Dünyanın Merkezi Hangi Ülke?

Dünyanın Merkezi Hangi Ülke?

  • 15.07.2025

Dünya haritasına bakarken hiç “Tam ortası neresi acaba?” diye düşündünüz mü? Bu merak, sadece coğrafya meraklılarını değil, tarihçileri ve hatta politikacıları bile zaman zaman cezbetmiş bir soru. “Dünyanın merkezi” gibi büyük bir iddia kulağa biraz gizemli, biraz da iddialı geliyor. Üstelik bu sorunun net bir cevabı yok. Çünkü konu hem bilimsel hem de kültürel boyutlarıyla oldukça geniş bir tartışma alanı sunuyor.

“Dünyanın Merkezi” Kavramı Ne Anlama Gelir?

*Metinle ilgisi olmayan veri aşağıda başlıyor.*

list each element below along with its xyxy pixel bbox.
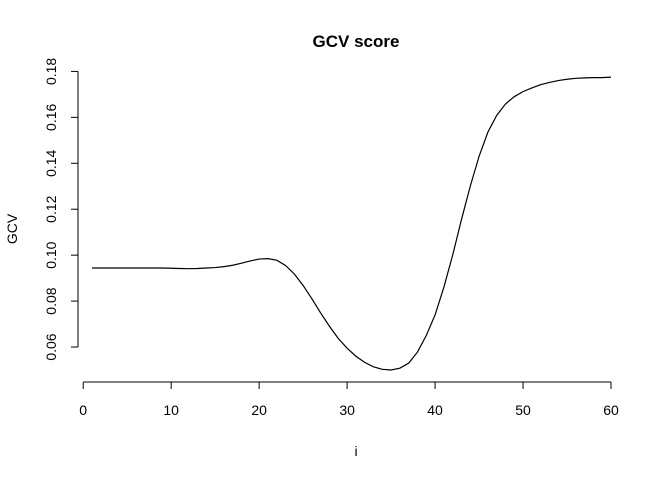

“Dünyanın merkezi” ifadesi kulağa bilimsel bir terim gibi gelse de aslında çoğu zaman sembolik bir anlam taşır. Coğrafi olarak belirli bir noktayı işaret edebileceği gibi tarihsel, kültürel ya da dini bağlamlarda da farklı şekillerde kullanılır. Bu yüzden tek bir anlamı yoktur. Kimilerine göre bu merkez, dünyadaki tüm kıtalara eşit uzaklıktaki bir noktadır. Kimilerine göre ise bir uygarlığın kalbinin attığı yerdir. Dolayısıyla bu kavram, kişinin bakış açısına göre değişkenlik gösterebilir.

 

Bazı antik medeniyetler kendi topraklarını dünyanın merkezi olarak görmüştür. Bunun sebebi hem coğrafi bilgi eksikliği hem de kültürel üstünlük düşüncesidir. Örneğin Antik Çin’de ülkenin adı olan “Çungkuo” bile “Orta Krallık” yani dünyanın merkezi anlamına gelir. Aynı şekilde Orta Çağ Avrupa’sında Kudüs’ün dünyanın merkezi olduğuna inanılmıştır. Bu inanç, dönemin haritalarına bile yansımıştır. Yani “dünyanın merkezi” sadece fiziki bir nokta değil, aynı zamanda medeniyetlerin kendi önemlerini vurgulamak için kullandıkları bir kavramdır.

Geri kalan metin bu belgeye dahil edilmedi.